State lawmakers Monday briefly turned their attention from California to the Caucasus region as an Assembly panel approved a measure touching on a long-standing geopolitical feud between Armenia and Azerbaijan.
At issue is Nagorno-Karabakh, a semiautonomous territory within Azerbaijan’s borders but populated mainly by ethnic Armenians. A resolution by Assemblyman Mike Gatto (D-Los Angeles) expresses support for Nagorno-Karabakh’s independence — a departure from U.S. foreign policy, which considers the region to be part of Azerbaijan. For decades, the two countries have disputed the region, and international negotiations have stalled.
Gatto, speaking before the Assembly Rules Committee, said the measure was a “a simple item … an expression of support for a people who have embraced our own American values of democracy and self-determination.”
But the thorniness of the conflict was apparent in the vastly conflicting accounts from Armenians and Azerbaijanis who attended the hearing. The room was packed with members of the respective communities — who generally sat on opposite sides of the room — as witnesses alternately cast Nagorno-Karabakh’s independence movement as a legitimate aspiration for freedom or an undemocratic land grab.
“As Americans, we have a moral imperative grounded in our own courageous history to protect human rights even if they are half a world away,” said Nora Hovspepian, chair of the Armenian National Committee of America-Western Region, speaking in favor of the measure.
But Dr. Ismail Rustamov, president of the Azerbaijani-American Council, said the resolution was “extremely biased and factually incorrect.”
“Does the author realize that the adoption of this resolution will damage a peaceful settlement of the conflict? Does he wish to create a war?” Rustamov asked.
The measure is a symbolic one, conveying the Legislature’s backing of Nagorno-Karabakh’s independence to President Obama and Congress. But the resolution — versions of which have been passed in a few other states such as Louisiana and Rhode Island — diverges from the State Department at a particularly sensitive time, given the upheaval in eastern Ukraine.
Thomas de Waal, a senior associate at the Carnegie Endowment for International Peace, said the Legislature taking on this issue was “certainly strange — a state Assembly making its own ruling on U.S. government foreign policy because of the pressure of local politics in the shape of a diaspora Armenian community.”
California — and particularly Gatto’s district — is home to a large Armenian American population.

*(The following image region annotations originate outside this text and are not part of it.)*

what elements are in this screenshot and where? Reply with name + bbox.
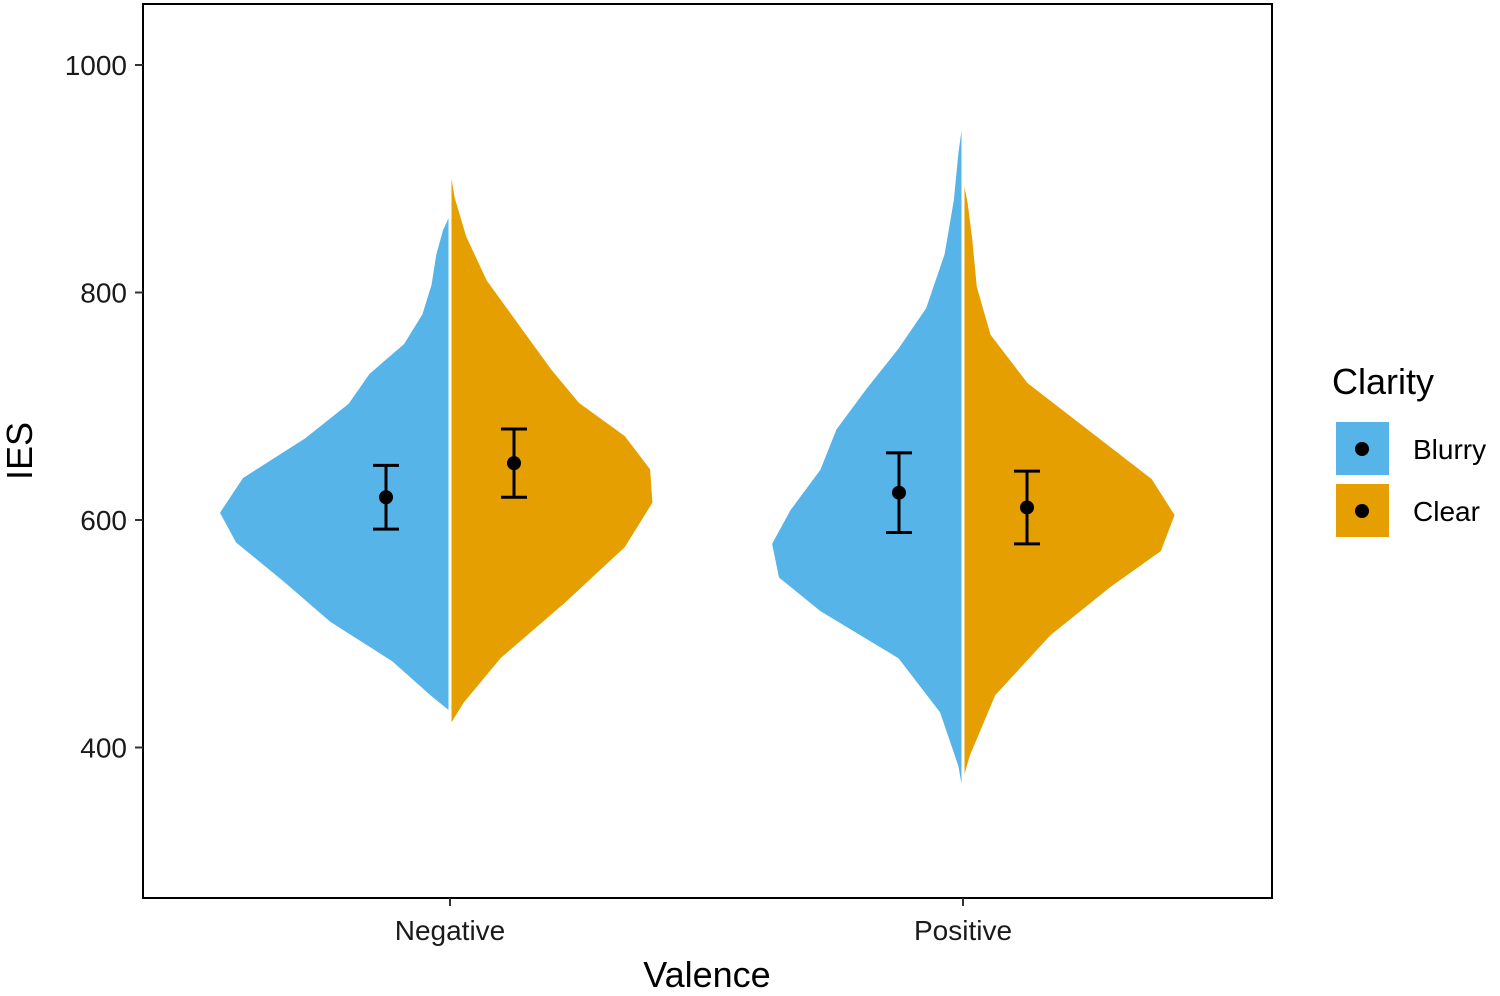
x-axis: Negative Positive	[395, 898, 1012, 946]
y-tick-label: 600	[80, 505, 127, 536]
mean-point	[379, 490, 393, 505]
error-bar-layer	[373, 427, 1040, 546]
legend: Clarity Blurry Clear	[1332, 361, 1486, 537]
y-axis: 400 600 800 1000	[65, 50, 143, 764]
plot-panel-border	[142, 3, 1273, 899]
y-axis-title: IES	[0, 422, 40, 480]
x-axis-title: Valence	[643, 954, 770, 995]
mean-point	[507, 456, 521, 471]
error-bar-clear-positive	[1014, 469, 1040, 546]
legend-item-clear: Clear	[1336, 484, 1480, 537]
error-bar-clear-negative	[501, 427, 527, 499]
legend-label: Clear	[1413, 496, 1480, 527]
violin-clear-negative	[450, 169, 653, 725]
violin-blurry-negative	[220, 215, 450, 712]
legend-title: Clarity	[1332, 361, 1434, 402]
y-tick-label: 1000	[65, 50, 127, 81]
violin-clear-positive	[963, 178, 1175, 780]
y-tick-label: 800	[80, 278, 127, 309]
legend-item-blurry: Blurry	[1336, 422, 1486, 475]
y-tick-label: 400	[80, 733, 127, 764]
mean-point	[1020, 500, 1034, 515]
legend-label: Blurry	[1413, 434, 1486, 465]
legend-key-point	[1355, 504, 1369, 518]
x-tick-label: Positive	[914, 915, 1012, 946]
legend-key-point	[1355, 442, 1369, 456]
violin-blurry-positive	[772, 119, 963, 794]
mean-point	[892, 485, 906, 500]
error-bar-blurry-negative	[373, 463, 399, 531]
error-bar-blurry-positive	[886, 451, 912, 535]
x-tick-label: Negative	[395, 915, 506, 946]
violin-layer	[220, 119, 1175, 794]
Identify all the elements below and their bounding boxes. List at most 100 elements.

De Waal, an expert on the South Caucasus region, said it was unlikely the resolution could affect U.S. diplomacy on the issue, but added: “If it is unhelpful, it is because it feeds into Azerbaijani paranoia about the Armenian lobby, which is exaggerated.”
In an interview, Gatto acknowledged that wading into geopolitical conflicts could be fraught.
“I really, really wrestled with whether this was an appropriate action by the California Legislature,” Gatto said. But he noted that state lawmakers occasionally wade into international affairs, such as voting in favor of divestment from South Africa during the apartheid era and condemning Russia’s treatment of gay people in advance of the Sochi Winter Olympics.
“Every once in a while, when there’s an issue of moral importance, it’s appropriate for California to weigh in on foreign policy,” he said.
Assemblyman Rocky J. Chavez (R-Oceanside) was wary of the measure’s wording, which supports the self-determination of Nagorno-Karabakh.
“It’s nice that we talk about self-determination, but if we actually practice self-determination, you find us involved in all kinds” of regional conflicts, he said. “There are great implications that we’re talking about. We, in this body, should stay within our circle of influence.”
Chavez was the only no vote on the panel; Assemblyman Curt Hagman (R-Chino Hills) abstained.
“I have serious trepidation about California’s state Assembly engaging in international issues,” said Rich Gordon (D-Menlo Park), the committee chairman. But he said he voted yes because “there ought to be an opportunity for a discussion about whether or not we should be engaging in these kinds of issues to occur on the [Assembly] floor.”